台湾日本人物語 統治時代の真実

(24)バルチック艦隊に備えよ

バルチック艦隊と日本海海戦で戦った日本連合艦隊の旗艦「三笠」(記念艦)=昨年5月、日本海海戦115年で(神奈川県横須賀市)
バルチック艦隊と日本海海戦で戦った日本連合艦隊の旗艦「三笠」(記念艦)=昨年5月、日本海海戦115年で(神奈川県横須賀市)

 台湾、朝鮮、満州、樺太(からふと)…。日本が統治、あるいは影響力を保持していた「外地」で鉄道を本格的に整備したのは日本人である。支配を強めてゆく過程で、諸外国が始めた(投げ出したものもあった)事業を日本が受け継ぎ、完成・発展させたケースが多い。

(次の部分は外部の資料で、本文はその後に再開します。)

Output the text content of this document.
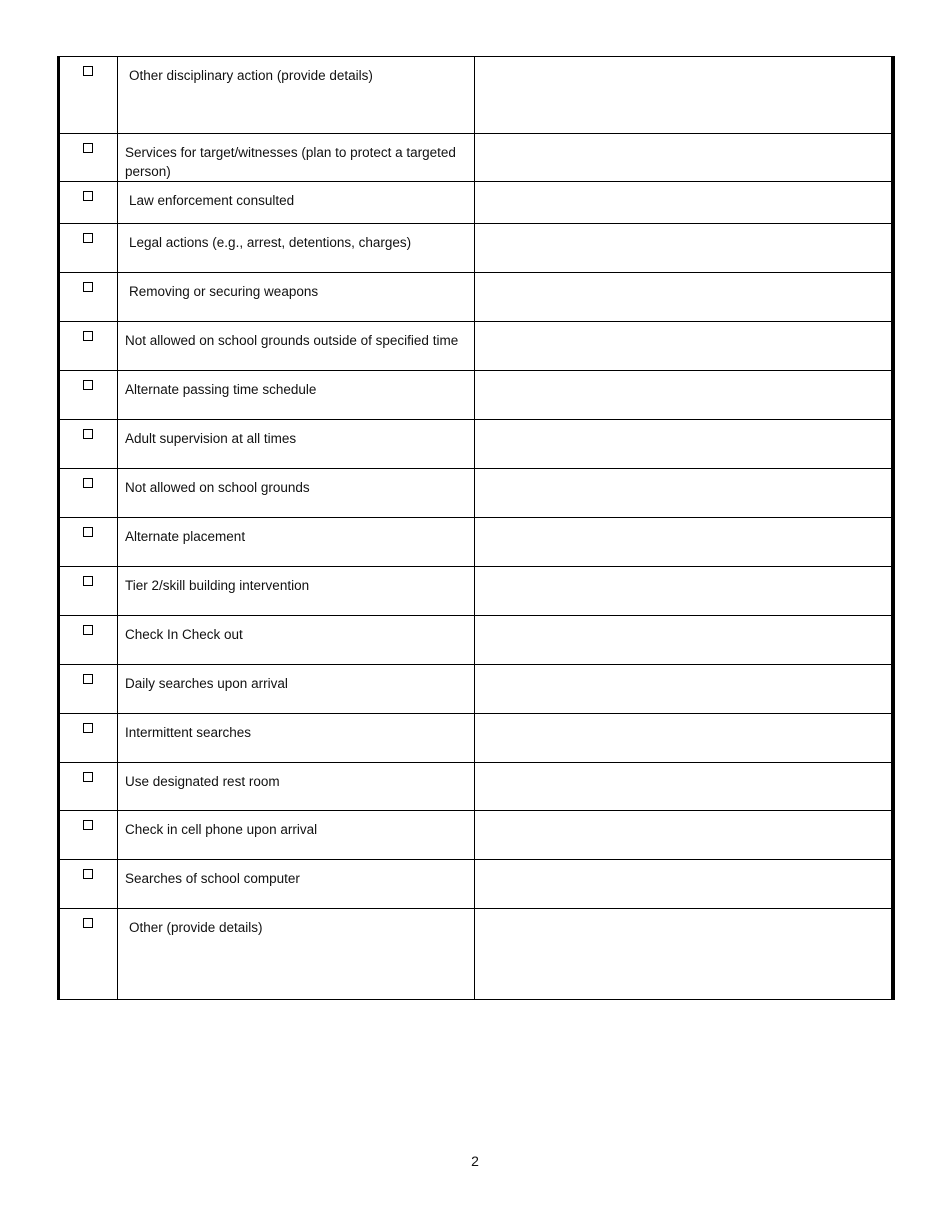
	Other disciplinary action (provide details)	
	Services for target/witnesses (plan to protect a targeted person)	
	Law enforcement consulted	
	Legal actions (e.g., arrest, detentions, charges)	
	Removing or securing weapons	
	Not allowed on school grounds outside of specified time	
	Alternate passing time schedule	
	Adult supervision at all times	
	Not allowed on school grounds	
	Alternate placement	
	Tier 2/skill building intervention	
	Check In Check out	
	Daily searches upon arrival	
	Intermittent searches	
	Use designated rest room	
	Check in cell phone upon arrival	
	Searches of school computer	
	Other (provide details)	
2
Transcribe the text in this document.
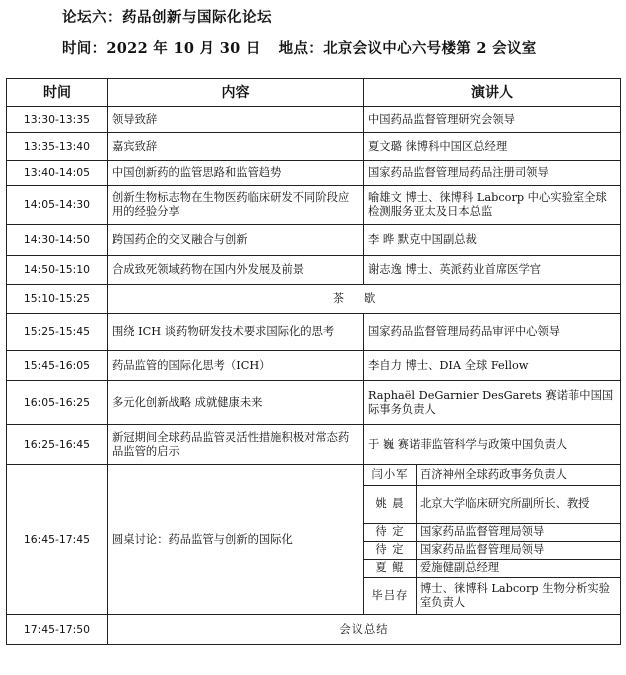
论坛六：药品创新与国际化论坛
时间：2022 年 10 月 30 日 地点：北京会议中心六号楼第 2 会议室
时间	内容	演讲人
13:30-13:35	领导致辞	中国药品监督管理研究会领导
13:35-13:40	嘉宾致辞	夏文璐 徕博科中国区总经理
13:40-14:05	中国创新药的监管思路和监管趋势	国家药品监督管理局药品注册司领导
14:05-14:30	创新生物标志物在生物医药临床研发不同阶段应用的经验分享	喻雄文 博士、徕博科 Labcorp 中心实验室全球检测服务亚太及日本总监
14:30-14:50	跨国药企的交叉融合与创新	李 晔 默克中国副总裁
14:50-15:10	合成致死领域药物在国内外发展及前景	谢志逸 博士、英派药业首席医学官
15:10-15:25	茶歇
15:25-15:45	围绕 ICH 谈药物研发技术要求国际化的思考	国家药品监督管理局药品审评中心领导
15:45-16:05	药品监管的国际化思考（ICH）	李自力 博士、DIA 全球 Fellow
16:05-16:25	多元化创新战略 成就健康未来	Raphaël DeGarnier DesGarets 赛诺菲中国国际事务负责人
16:25-16:45	新冠期间全球药品监管灵活性措施积极对常态药品监管的启示	于 巍 赛诺菲监管科学与政策中国负责人
16:45-17:45	圆桌讨论：药品监管与创新的国际化	
闫小军	百济神州全球药政事务负责人
姚 晨	北京大学临床研究所副所长、教授
待 定	国家药品监督管理局领导
待 定	国家药品监督管理局领导
夏 鲲	爱施健副总经理
毕吕存	博士、徕博科 Labcorp 生物分析实验室负责人

17:45-17:50	会议总结
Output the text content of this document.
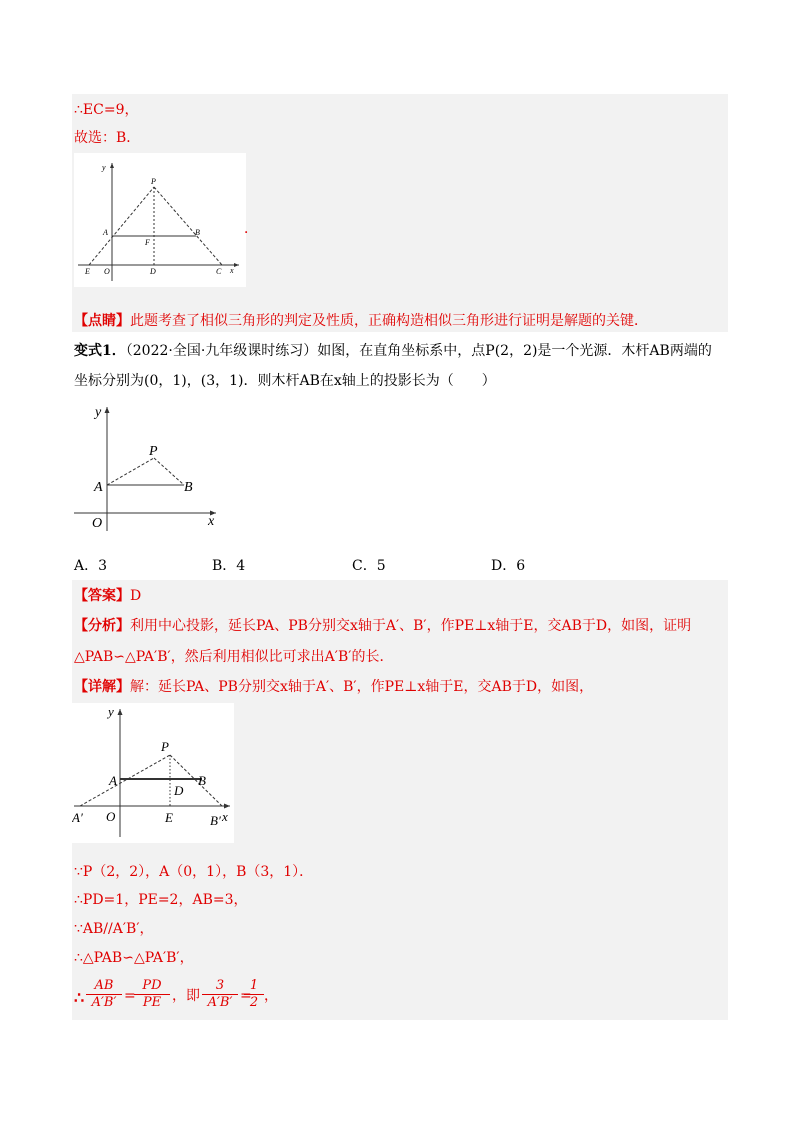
∴EC=9，
故选：B．
y
x
P
A	B
F
E O	D	C
．
【点睛】此题考查了相似三角形的判定及性质，正确构造相似三角形进行证明是解题的关键．
变式1．（2022·全国·九年级课时练习）如图，在直角坐标系中，点P(2，2)是一个光源．木杆AB两端的
坐标分别为(0，1)，(3，1)．则木杆AB在x轴上的投影长为（　　）
y
x
P
A	B
O
A．3	B．4	C．5	D．6
【答案】D
【分析】利用中心投影，延长PA、PB分别交x轴于A′、B′，作PE⊥x轴于E，交AB于D，如图，证明
△PAB∽△PA′B′，然后利用相似比可求出A′B′的长．
【详解】解：延长PA、PB分别交x轴于A′、B′，作PE⊥x轴于E，交AB于D，如图，
y
x
P
A	B
D
A′ O	E	B′
∵P（2，2），A（0，1），B（3，1）．
∴PD=1，PE=2，AB=3，
∵AB//A′B′，
∴△PAB∽△PA′B′，
∴ $\frac{AB}{A'B'}$ =
$\frac{PD}{PE}$ ，即 $\frac{3}{A'B'}$ =
$\frac{1}{2}$ ，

 例えば朝鮮である。19世紀末の大韓帝国時代、曲折を経て京城(現・韓国ソウル)-仁川間の京仁鉄道の敷設権を得た米国人が資金難に陥った。事業を引き継いだのが、渋沢栄一ら日本の実業家である。京城-釜山間の工事も事実上の国策として進められた(後に官営化=朝鮮総督府鉄道局)。日露戦争の足音が近づいており、朝鮮半島内の輸送ルート確保が急がれていたからだ。